CARE at work: leaders in action

Posted by on Jun 4, 2018 in Whats-new | 0 comments

Youth care leaders (YCL) Scott Waters and Kiel Smith have very recently completed CARE training (Children And Residential Experiences: Creating Conditions for Change), but they may have a head start – they’ve already been incorporating the CARE principles in the roles for many years at the agency. Especially when it comes to relationships.

The agency has recently begun implementing the residential program model developed by Cornell University to our existing framework to improves our services for clients.

“I wanted to work at Ranch Ehrlo because I wanted to help kids,” said Kiel simply.

Scott, too, has always wanted a hands-on role with the youth. Scott spent just over a year in the role of unit manager but returned to YCL position due to wanting to work more closely with the kids.

The two of them are of course different but it’s the ways in which they are similar that stand out. The two of them are well-known in in the agency for putting focus on relationship building between themselves and the youth they work with.

“CARE is a bigger picture philosophy that focuses on relationships and building positive attachments with youth. I’ve always believed that’s an important staple when dealing with any children,” Scott said.

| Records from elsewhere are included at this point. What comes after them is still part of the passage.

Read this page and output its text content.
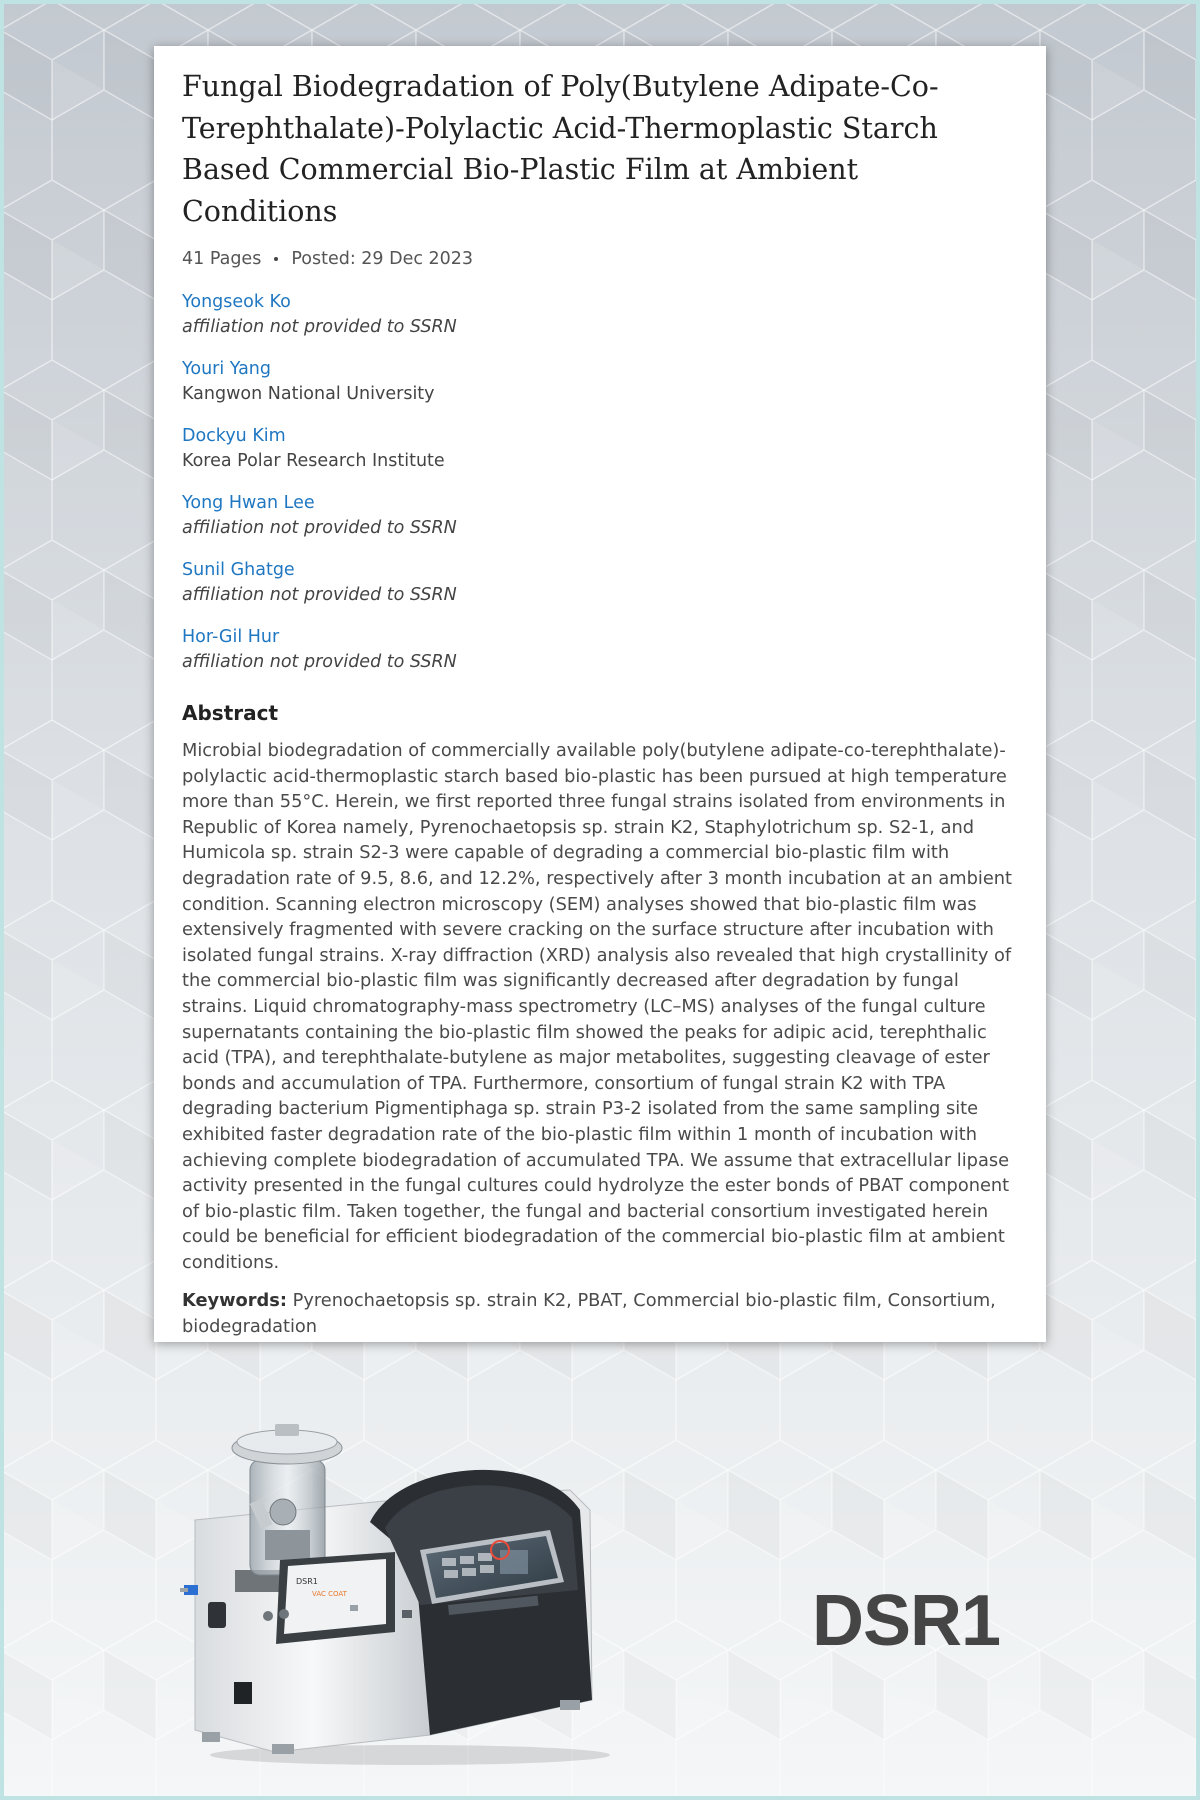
Fungal Biodegradation of Poly(Butylene Adipate-Co-Terephthalate)-Polylactic Acid-Thermoplastic Starch Based Commercial Bio-Plastic Film at Ambient Conditions
41 Pages Posted: 29 Dec 2023
Yongseok Ko
affiliation not provided to SSRN
Youri Yang
Kangwon National University
Dockyu Kim
Korea Polar Research Institute
Yong Hwan Lee
affiliation not provided to SSRN
Sunil Ghatge
affiliation not provided to SSRN
Hor-Gil Hur
affiliation not provided to SSRN
Abstract

Microbial biodegradation of commercially available poly(butylene adipate-co-terephthalate)-polylactic acid-thermoplastic starch based bio-plastic has been pursued at high temperature more than 55°C. Herein, we first reported three fungal strains isolated from environments in Republic of Korea namely, Pyrenochaetopsis sp. strain K2, Staphylotrichum sp. S2-1, and Humicola sp. strain S2-3 were capable of degrading a commercial bio-plastic film with degradation rate of 9.5, 8.6, and 12.2%, respectively after 3 month incubation at an ambient condition. Scanning electron microscopy (SEM) analyses showed that bio-plastic film was extensively fragmented with severe cracking on the surface structure after incubation with isolated fungal strains. X-ray diffraction (XRD) analysis also revealed that high crystallinity of the commercial bio-plastic film was significantly decreased after degradation by fungal strains. Liquid chromatography-mass spectrometry (LC–MS) analyses of the fungal culture supernatants containing the bio-plastic film showed the peaks for adipic acid, terephthalic acid (TPA), and terephthalate-butylene as major metabolites, suggesting cleavage of ester bonds and accumulation of TPA. Furthermore, consortium of fungal strain K2 with TPA degrading bacterium Pigmentiphaga sp. strain P3-2 isolated from the same sampling site exhibited faster degradation rate of the bio-plastic film within 1 month of incubation with achieving complete biodegradation of accumulated TPA. We assume that extracellular lipase activity presented in the fungal cultures could hydrolyze the ester bonds of PBAT component of bio-plastic film. Taken together, the fungal and bacterial consortium investigated herein could be beneficial for efficient biodegradation of the commercial bio-plastic film at ambient conditions.

Keywords: Pyrenochaetopsis sp. strain K2, PBAT, Commercial bio-plastic film, Consortium, biodegradation
DSR1
VAC COAT	DSR1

Simply put, Scott said, “I just always treat the kids like I would want someone to treat my kids.”

Kiel, too, focuses on letting relationships build naturally by letting the youth in his charge know that he and other staff are safe, and want the best for each youth in their care. Because talking isn’t always the easiest, Kiel and Scott allow the youth to get to know them (and vice versa) by engaging in day-to-day activities, first.

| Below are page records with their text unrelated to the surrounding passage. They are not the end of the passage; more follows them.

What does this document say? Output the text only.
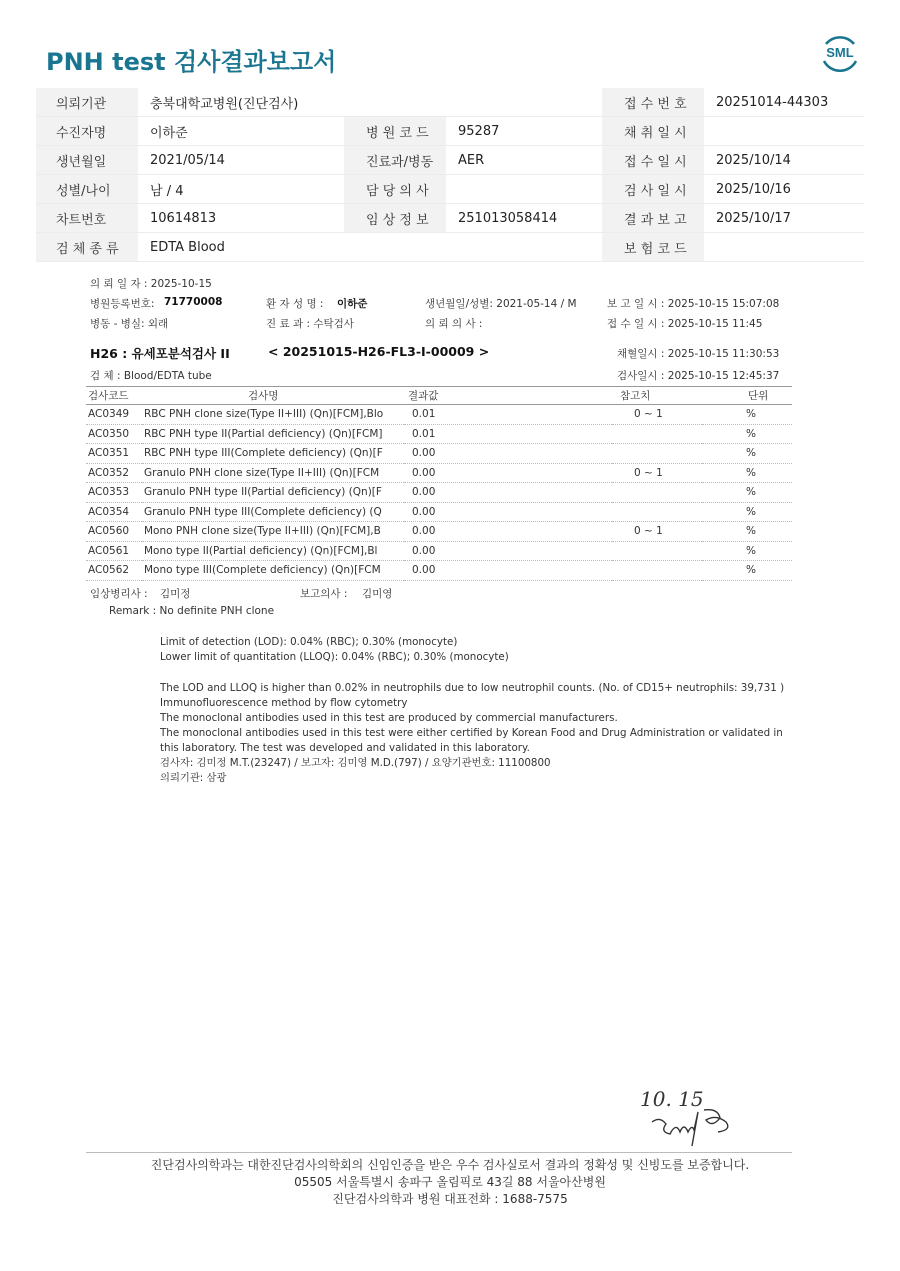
PNH test 검사결과보고서	SML
의뢰기관	충북대학교병원(진단검사)			접 수 번 호	20251014-44303
수진자명	이하준	병 원 코 드	95287	채 취 일 시	
생년월일	2021/05/14	진료과/병동	AER	접 수 일 시	2025/10/14
성별/나이	남 / 4	담 당 의 사		검 사 일 시	2025/10/16
차트번호	10614813	임 상 정 보	251013058414	결 과 보 고	2025/10/17
검 체 종 류	EDTA Blood			보 험 코 드	
의 뢰 일 자 : 2025-10-15
병원등록번호: 71770008	환 자 성 명 : 이하준	생년월일/성별: 2021-05-14 / M	보 고 일 시 : 2025-10-15 15:07:08
병동 - 병실: 외래	진 료 과 : 수탁검사	의 뢰 의 사 :	접 수 일 시 : 2025-10-15 11:45
H26 : 유세포분석검사 II	< 20251015-H26-FL3-I-00009 >	채혈일시 : 2025-10-15 11:30:53
검 체 : Blood/EDTA tube	검사일시 : 2025-10-15 12:45:37
검사코드	검사명	결과값	참고치	단위
AC0349	RBC PNH clone size(Type II+III) (Qn)[FCM],Blo	0.01	0 ~ 1	%
AC0350	RBC PNH type II(Partial deficiency) (Qn)[FCM]	0.01		%
AC0351	RBC PNH type III(Complete deficiency) (Qn)[F	0.00		%
AC0352	Granulo PNH clone size(Type II+III) (Qn)[FCM	0.00	0 ~ 1	%
AC0353	Granulo PNH type II(Partial deficiency) (Qn)[F	0.00		%
AC0354	Granulo PNH type III(Complete deficiency) (Q	0.00		%
AC0560	Mono PNH clone size(Type II+III) (Qn)[FCM],B	0.00	0 ~ 1	%
AC0561	Mono type II(Partial deficiency) (Qn)[FCM],Bl	0.00		%
AC0562	Mono type III(Complete deficiency) (Qn)[FCM	0.00		%
임상병리사 : 김미정	보고의사 : 김미영
Remark : No definite PNH clone
Limit of detection (LOD): 0.04% (RBC); 0.30% (monocyte)
Lower limit of quantitation (LLOQ): 0.04% (RBC); 0.30% (monocyte)
The LOD and LLOQ is higher than 0.02% in neutrophils due to low neutrophil counts. (No. of CD15+ neutrophils: 39,731 )
Immunofluorescence method by flow cytometry
The monoclonal antibodies used in this test are produced by commercial manufacturers.
The monoclonal antibodies used in this test were either certified by Korean Food and Drug Administration or validated in
this laboratory. The test was developed and validated in this laboratory.
검사자: 김미정 M.T.(23247) / 보고자: 김미영 M.D.(797) / 요양기관번호: 11100800
의뢰기관: 삼광
10. 15
진단검사의학과는 대한진단검사의학회의 신임인증을 받은 우수 검사실로서 결과의 정확성 및 신빙도를 보증합니다.
05505 서울특별시 송파구 올림픽로 43길 88 서울아산병원
진단검사의학과 병원 대표전화 : 1688-7575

“I don’t push the relationship, obviously I want that to happen naturally. Once I gain some of their trust, they start sharing some of their past with me. I let them know I understand where they come from and what they’ve been through. This way, there’s a trust level built,” Kiel said.

But it doesn’t end there. Once a youth is comfortable with them, Scott and Kiel continue to focus on ensuring the relationship, and a youth’s individual needs, are prioritized in every situation.

“If we flow to them and their needs … then things go a lot smoother on the day-to-day stuff, especially with routines or expectations,” Kiel explained.

Humour, too, is an important tool.

“I subscribe to the idea that I should do anything I possibly can – as long as it’s safe – to make the kids laugh or be happy,” Scott said. “I think that keeping kids happy and content allows them to be more receptive to learning opportunities, which can come up organically if you have a good relationship.”

And while the feedback may not be immediate, a supportive relationship such as the ones Kiel and Scott build with the youth in the programs can have a positive impact far down the line in their lives.

“You may not make a difference in ten years – maybe some of them will be in their 20s and 30s by the time something that you’ve said, or done, or shown, is actually going to make a difference for them,” Kiel said. “But that’s the reward – knowing that at some point in time, something may click. The more we show these positives, the better the chances are that we can change someone’s life.”